September 19th, 2007
A new McKinsey & Co. report called “ How Companies Are Marketing Online” draws the astonishing conclusion that many advertisers are reluctant to shift dollars online — despite the massive shift of consumer attention online — because of the “absence of meaningful metrics and adequate capabilities.”
McKinsey polled 410 marketing executives in five sectors, and among those already advertising online, 52 percent said “insufficient metrics to measure impact” was the biggest barrier, followed by insufficient in-house capabilities (41 percent), the difficulty of convincing management (33 percent), limited reach of digital tools (24 percent) and insufficient capabilities at agency (18 percent).
Does that mean advertisers really believe metrics like cost per lead, cost per sale, or even cost per visit are inferior to traditional “bottom line” metrics like reach and frequency, gross rating points, and rate base? Does that mean advertisers believe mass media have better “capabilities” than online advertising platforms like keyword-targeted search advertising, behavioral targeting — or Google’s new Gadget Ads, announced today:
According to Christian Oestlien, Google business product manager, Gadget Ads are also backed by actionable metrics. “In addition to the combination of precision and scale, advertisers get a whole system for tracking interactions. They can specify particular behaviors like mouse-overs or clicking-throughs, and get an interaction report in the AdWords Report Center.”
Tracking the Gadget Ads ROI wasn’t difficult, according to Bladimiar Norman, head of interactive advertising for Paramount Vantage.
The division of Paramount Pictures was part of the search giant’s first gadget trial, promoting “A Mighty Heart” (a thriller based on journalist Daniel Pearl’s kidnapping and murder in Pakistan) through a widget that featured the movie trailer and a news ticker, as well as a clickable timeline that enabled users to relive the 16 months surrounding Pearl’s kidnapping.
“Of course, selling tickets is the bottom line,” said Norman, “but we were able to track which articles users clicked on, how long they watched the video and whether they shared it with others.”
Well, no. Suggesting that a platform like Google’s Gadget Ads lacks the “metrics” and “capabilities” of traditional media would be silly.
The reality is that the attitudes expressed in the McKinsey report are all a smoke screen, intended to protect vested interests and organizations adapted to static media models, which went unchanged for decades, and not the dynamic innovation of the web. But they can’t deny that the future of advertising and marketing is online.
Regardless of the mode, clients and agencies are all scrambling to keep pace with consumers whose desire to live and shop online is growing.

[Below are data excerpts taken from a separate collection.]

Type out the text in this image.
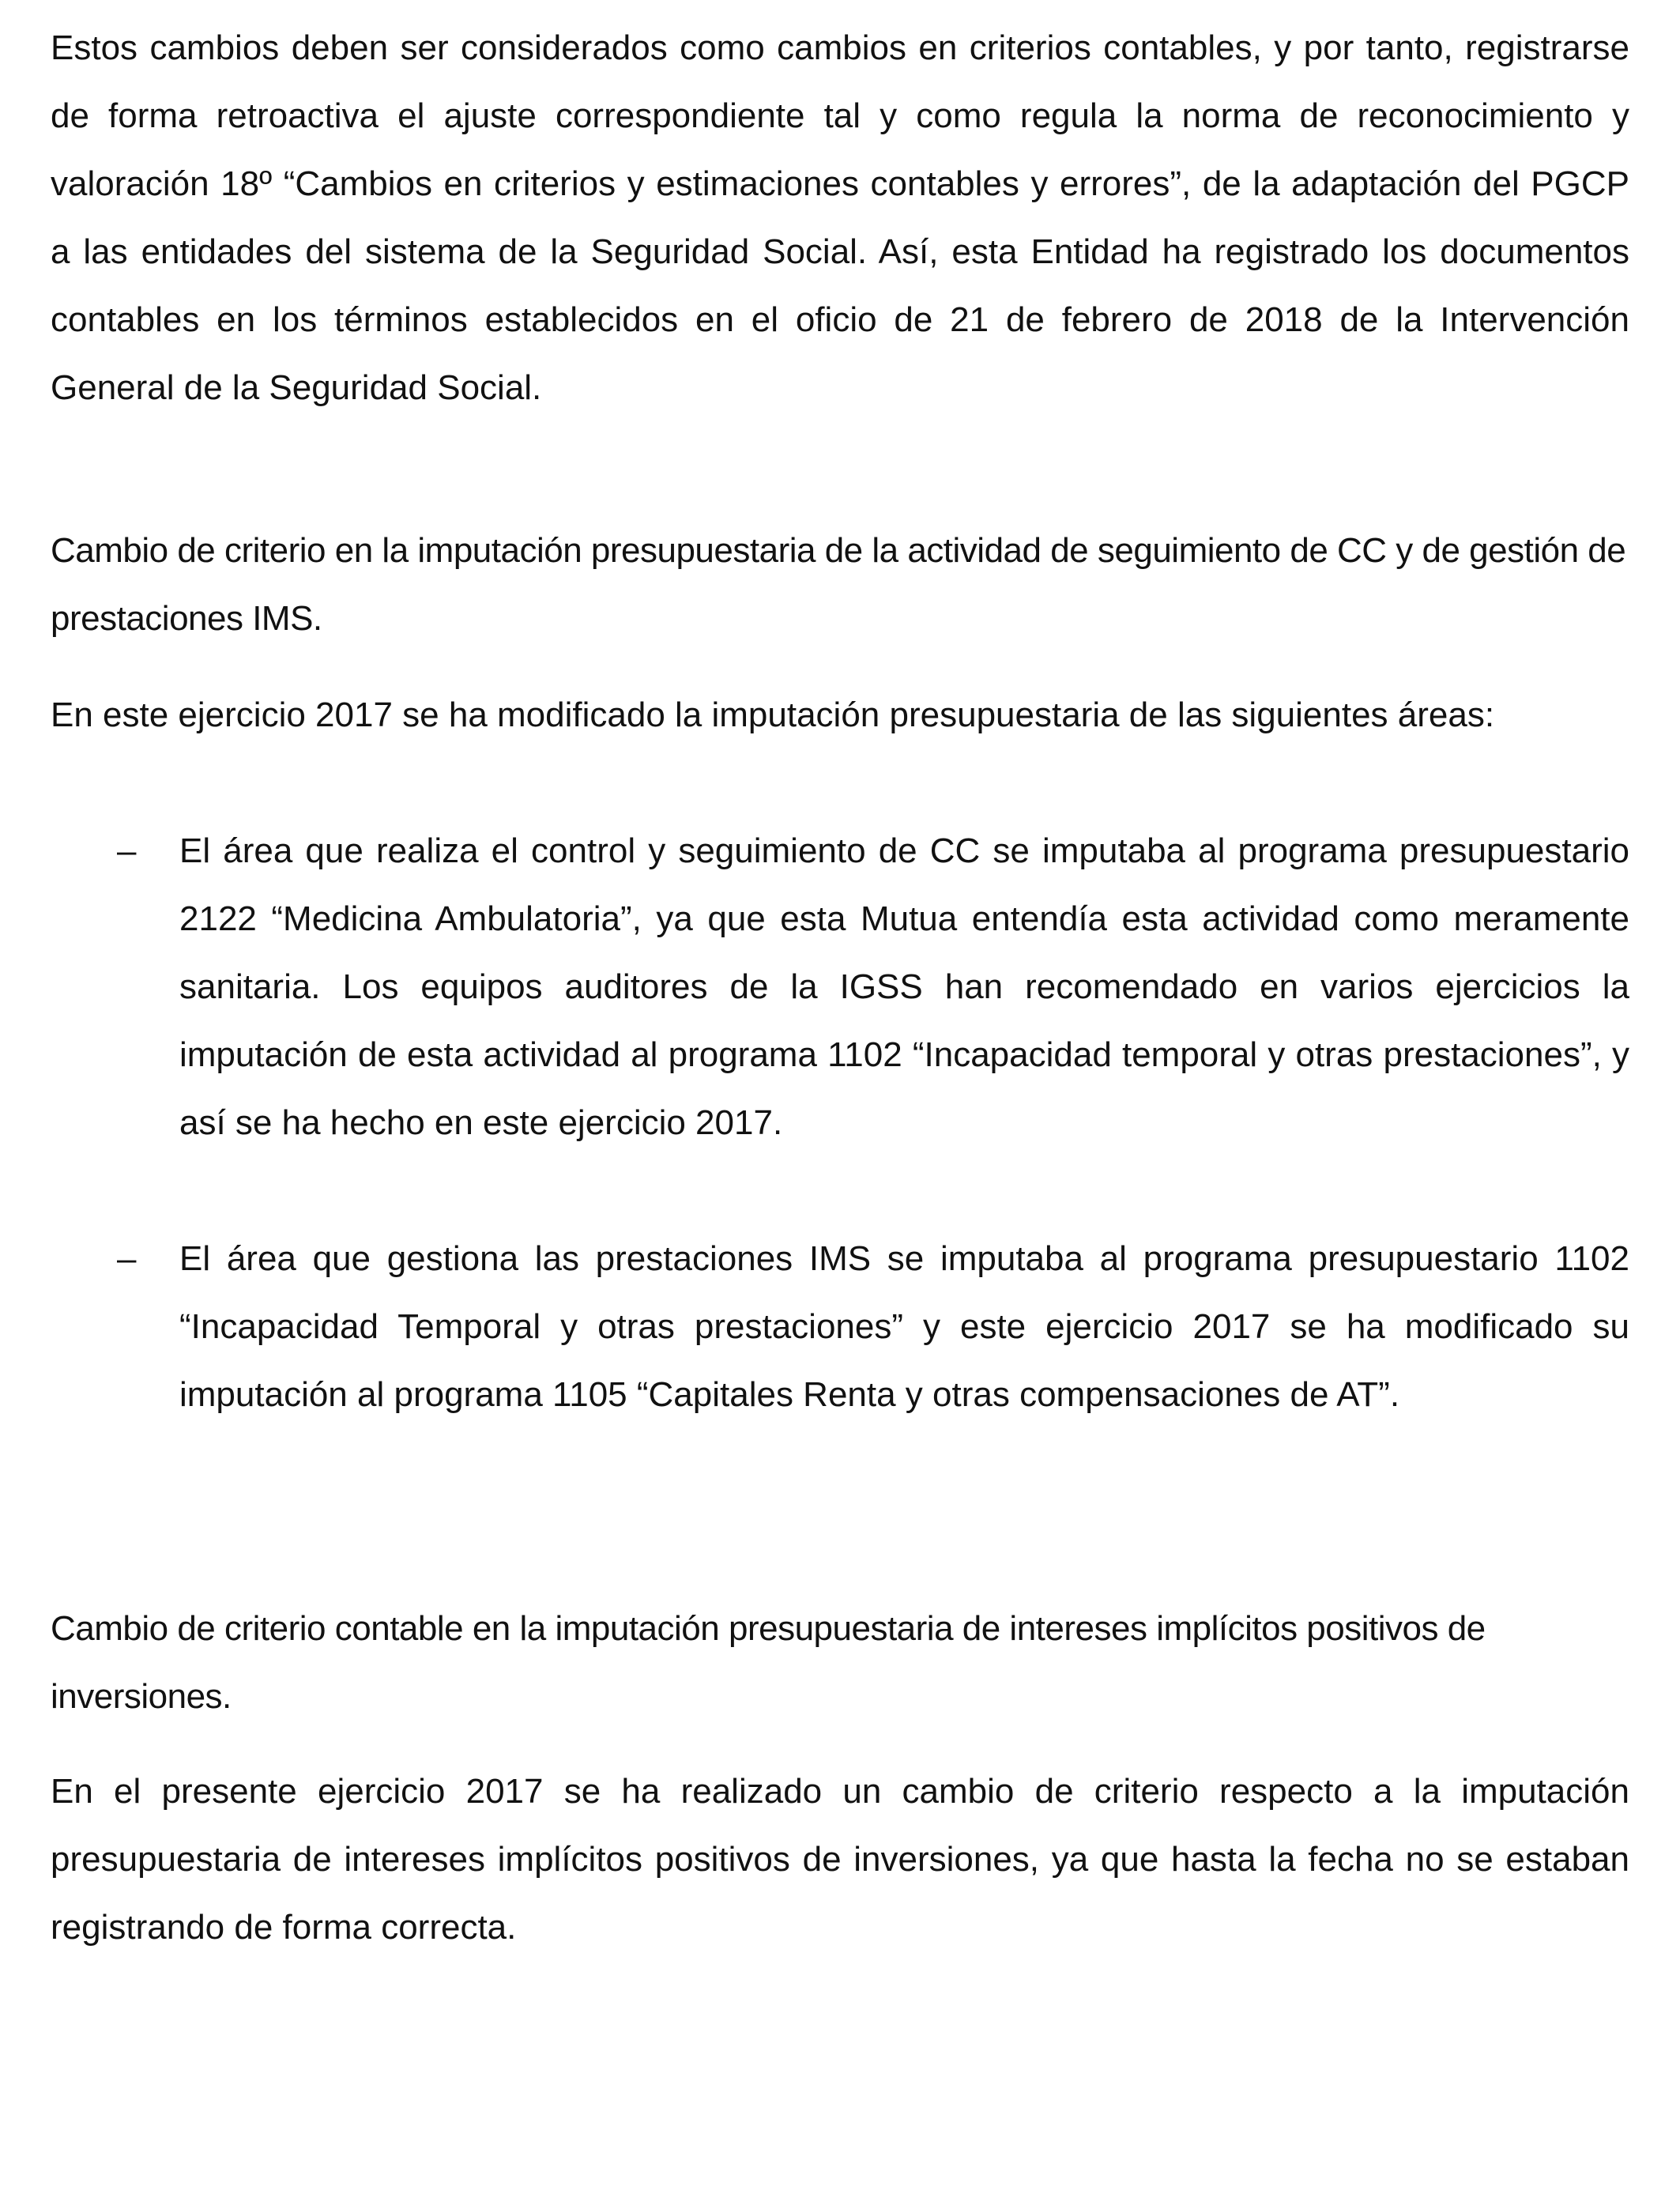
Estos cambios deben ser considerados como cambios en criterios contables, y por tanto, registrarse de forma retroactiva el ajuste correspondiente tal y como regula la norma de reconocimiento y valoración 18º “Cambios en criterios y estimaciones contables y errores”, de la adaptación del PGCP a las entidades del sistema de la Seguridad Social. Así, esta Entidad ha registrado los documentos contables en los términos establecidos en el oficio de 21 de febrero de 2018 de la Intervención General de la Seguridad Social.

Cambio de criterio en la imputación presupuestaria de la actividad de seguimiento de CC y de gestión de prestaciones IMS.

En este ejercicio 2017 se ha modificado la imputación presupuestaria de las siguientes áreas:

– El área que realiza el control y seguimiento de CC se imputaba al programa presupuestario 2122 “Medicina Ambulatoria”, ya que esta Mutua entendía esta actividad como meramente sanitaria. Los equipos auditores de la IGSS han recomendado en varios ejercicios la imputación de esta actividad al programa 1102 “Incapacidad temporal y otras prestaciones”, y así se ha hecho en este ejercicio 2017.

– El área que gestiona las prestaciones IMS se imputaba al programa presupuestario 1102 “Incapacidad Temporal y otras prestaciones” y este ejercicio 2017 se ha modificado su imputación al programa 1105 “Capitales Renta y otras compensaciones de AT”.

Cambio de criterio contable en la imputación presupuestaria de intereses implícitos positivos de inversiones.

En el presente ejercicio 2017 se ha realizado un cambio de criterio respecto a la imputación presupuestaria de intereses implícitos positivos de inversiones, ya que hasta la fecha no se estaban registrando de forma correcta.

By 2010, McKinsey’s survey respondents expect a majority of their customers to discover new products or services online and a third to purchase goods there.
What this report demonstrates is that the barriers to accelerating the growth of online advertising have nothing to do with questioning the web’s increasing dominance of media consumption or the huge innovations of online advertising — including those still to come.
No, billions of dollars still remain in traditional media because the advertising industry has to go through its own transition page views are a terrible currency for media buying — this buying model, a holdover from Web 1.0, mirrors the familiar traditional media modes of buying that have been used for decades.
Online media and advertising companies share some of the blame — there’s a lot of innovation, but not a lot of standardization. Traditional media adverting — like traditional media consumption — isn’t about to go away, so the inability of many online advertising platforms to map easily to traditional media remains a huge barrier.
Indeed, although a majority of the respondents to McKinsey’s survey find online vehicles to be more efficient than traditional advertising, the relative newness of the medium and its still developing benchmark data make it a hard sell internally to bosses who demand accountability, said client consultants. What’s more, the multiplicity of online channels can make it difficult to isolate what’s working and what’s not, digital agency chiefs said.
It’s not that traditional advertising is more “accountable,” but rather it’s more “comfortable,” more “familiar.” Just ask media companies how uncomfortable the transition to digital can be.
But as the media industry has painfully discovered, the advertising industry is now discovering that making the case NOT to change is no longer viable.